The support for these above records varies between Lexicon providers, and they themselves do not indicate in standardized manner which of them would work. Therefore the operator can specify in lexicon_config.supports a subset of {'A', 'AAAA', 'ALIAS', 'CAA', 'CNAME', 'MX', 'NS', 'SRV', 'TXT'} and this provider will claim to support and try to apply that and nothing else, or leave blank to support the full set.
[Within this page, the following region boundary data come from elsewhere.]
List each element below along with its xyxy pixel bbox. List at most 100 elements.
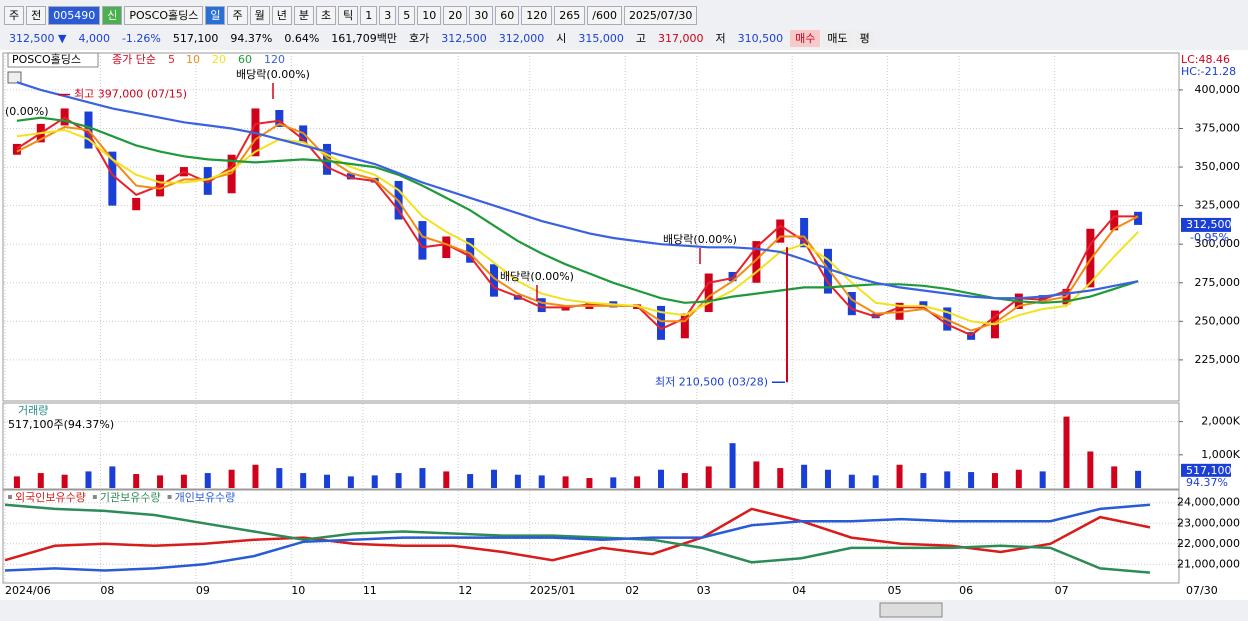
legend-entry: 외국인보유수량 <box>15 491 86 504</box>
toolbar-item[interactable]: 3 <box>379 5 397 25</box>
volume-bar <box>1039 471 1046 488</box>
toolbar-item[interactable]: 주 <box>4 5 25 25</box>
volume-bar <box>491 469 498 488</box>
y-tick-label: 400,000 <box>1195 83 1241 96</box>
y-tick-label: 24,000,000 <box>1177 496 1240 509</box>
y-tick-label: 23,000,000 <box>1177 516 1240 529</box>
candle-body <box>537 298 546 313</box>
legend-entry: 10 <box>186 53 200 66</box>
candle-body <box>752 241 761 283</box>
y-tick-label: 325,000 <box>1195 199 1241 212</box>
candle-body <box>132 197 141 211</box>
toolbar-item: 310,500 <box>737 31 784 45</box>
toolbar-item: 312,500 ▼ <box>9 31 67 45</box>
ownership-line <box>4 503 1151 572</box>
toolbar-item[interactable]: 20 <box>443 5 468 25</box>
volume-bar <box>13 476 20 488</box>
toolbar-item: 312,500 <box>441 31 487 45</box>
toolbar-item[interactable]: 60 <box>495 5 520 25</box>
y-tick-label: 1,000K <box>1201 448 1240 461</box>
y-tick-label: 275,000 <box>1195 276 1241 289</box>
candle-body <box>823 248 832 294</box>
volume-bar <box>204 473 211 488</box>
x-tick-label: 05 <box>888 584 902 597</box>
toolbar-item: 4,000 <box>78 31 110 45</box>
lc-label: LC:48.46 <box>1181 53 1230 66</box>
y-tick-label: 22,000,000 <box>1177 537 1240 550</box>
volume-bar <box>562 476 569 488</box>
candle-body <box>108 151 117 206</box>
last-change: -0.95% <box>1190 231 1229 244</box>
candle-body <box>919 301 928 306</box>
toolbar-item[interactable]: 평 <box>854 29 875 47</box>
x-tick-label: 06 <box>959 584 973 597</box>
candle-body <box>1110 210 1119 231</box>
toolbar-item[interactable]: 월 <box>249 5 270 25</box>
y-tick-label: 225,000 <box>1195 353 1241 366</box>
y-tick-label: 375,000 <box>1195 122 1241 135</box>
volume-bar <box>586 478 593 488</box>
candle-body <box>847 292 856 316</box>
volume-bar <box>705 466 712 488</box>
volume-subtitle: 517,100주(94.37%) <box>8 418 114 431</box>
toolbar-item[interactable]: 매도 <box>822 29 853 47</box>
toolbar-item[interactable]: 주 <box>227 5 248 25</box>
toolbar-item[interactable]: 일 <box>205 5 226 25</box>
volume-bar <box>514 474 521 488</box>
volume-bar <box>657 469 664 488</box>
ma-line <box>16 128 1139 326</box>
table-icon[interactable] <box>7 71 22 84</box>
y-tick-label: 350,000 <box>1195 160 1241 173</box>
scroll-buttons[interactable] <box>879 602 943 618</box>
legend-entry: 20 <box>212 53 226 66</box>
y-tick-label: 2,000K <box>1201 415 1240 428</box>
candle-body <box>203 167 212 195</box>
volume-bar <box>1135 470 1142 488</box>
legend-entry: 60 <box>238 53 252 66</box>
toolbar-item[interactable]: 265 <box>554 5 586 25</box>
volume-bar <box>109 466 116 488</box>
volume-bar <box>944 471 951 488</box>
volume-bar <box>848 474 855 488</box>
toolbar-item[interactable]: 틱 <box>338 5 359 25</box>
volume-bar <box>300 473 307 488</box>
dividend-annotation: 배당락(0.00%) <box>663 233 737 246</box>
toolbar-item[interactable]: 년 <box>271 5 292 25</box>
x-tick-label: 11 <box>363 584 377 597</box>
x-tick-label: 2025/01 <box>530 584 576 597</box>
toolbar-item[interactable]: 120 <box>521 5 553 25</box>
y-tick-label: 21,000,000 <box>1177 557 1240 570</box>
stock-name: POSCO홀딩스 <box>12 53 81 66</box>
toolbar-item[interactable]: 10 <box>417 5 442 25</box>
toolbar-item[interactable]: 신 <box>102 5 123 25</box>
toolbar-item[interactable]: 30 <box>469 5 494 25</box>
toolbar-item[interactable]: 005490 <box>48 5 101 25</box>
volume-bar <box>610 477 617 488</box>
toolbar-item[interactable]: POSCO홀딩스 <box>124 5 204 25</box>
toolbar-item[interactable]: 분 <box>293 5 314 25</box>
toolbar-item: 고 <box>635 31 647 45</box>
legend-marker <box>92 495 97 499</box>
toolbar-item: 94.37% <box>230 31 273 45</box>
last-price: 312,500 <box>1186 218 1232 231</box>
toolbar-item[interactable]: 매수 <box>790 29 821 47</box>
scroll-bar[interactable] <box>0 600 1248 621</box>
toolbar-item[interactable]: 2025/07/30 <box>623 5 698 25</box>
toolbar-item[interactable]: 초 <box>315 5 337 25</box>
toolbar-item[interactable]: 전 <box>26 5 47 25</box>
ma-line <box>16 81 1139 300</box>
volume-bar <box>896 464 903 488</box>
toolbar-item[interactable]: 5 <box>398 5 416 25</box>
volume-bar <box>276 468 283 488</box>
volume-bar <box>634 476 641 488</box>
volume-bar <box>801 464 808 488</box>
toolbar-item[interactable]: 1 <box>360 5 378 25</box>
candle-body <box>561 307 570 311</box>
toolbar-item[interactable]: /600 <box>587 5 622 25</box>
toolbar-item: 517,100 <box>172 31 219 45</box>
ownership-line <box>4 503 1151 574</box>
toolbar-item: 시 <box>556 31 567 45</box>
last-volume-ratio: 94.37% <box>1186 476 1228 489</box>
volume-bar <box>1087 451 1094 488</box>
last-volume: 517,100 <box>1186 464 1232 477</box>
Some words of caution on Lexicon providers

Some Lexicon providers is not well suited for use in OctoDNS. For example, not all providers support updating TTL once set, some do not handle multi value records. Others yet might have other unknown shortcomings which makes them unsuitable.

On record types in general

Most providers work well with A, AAAA, TXT and CNAME records, but there are few guarantees about other record types, and it's recommended to try and see and to not expect too much from a particular provider.

On SRV, MX and other record typpes with "multi-value values"

Record values might contain more than one data field, such like MX records, which contains preference value, and the fully qualified domain name of a mailserver. There are some inconsistencies in how lexicon providers handle these types of records. Some treats the additional value fields as extra options which they read from a Lexicon Config source while others handle them as single space separated value.

This provider uses the latter case, ie multi value values are treated as one joined with spaces, as this seems to be the most common case.

On multi-value records

Lexicon handles multi value records as separate entities and by design cannot update a multi-value record in a single operation. This provider will try to deduce, for multi value records, which updated record belongs to a particular value by keeping track of all encountered ID:s (a mandatory Lexicon identifier) and on update call will target that ID. If that ID is not unique, then instead of update, it will run create and then delete operations. Depending on Lexicon provider implementation, this could lead to the provider running a big amount of API calls, and for big zones with many changes, this could lead to Rate limiting.

To deduce wether a particular provider is well suited or not, testing of the following in sandboxed environment is recommended best practice:

A good test case can be creating a multi-value A record (or whichever, really), and then to applying it with OctoDNS multiple times. Only the first run should apply any changes.

Second step could be to change some of the values for that record, and maybe add one or two values, but keep some intact, and then change TTL and apply that a couple of times. Only the first run should apply any changes.

Also

On native OctoDNS providers

If there is a native OctoDNS provider available for a particular provider, then it is advisable to use that one and to not use the wrapped Lexicon equivalent, because some OctoDNS providers handle their DNS updates in atomic transactions, and others has geo DNS support. Also some providers handle updating a multi value record as a single operation whereas octodns_lexicon performs an update/create/create+delete per value.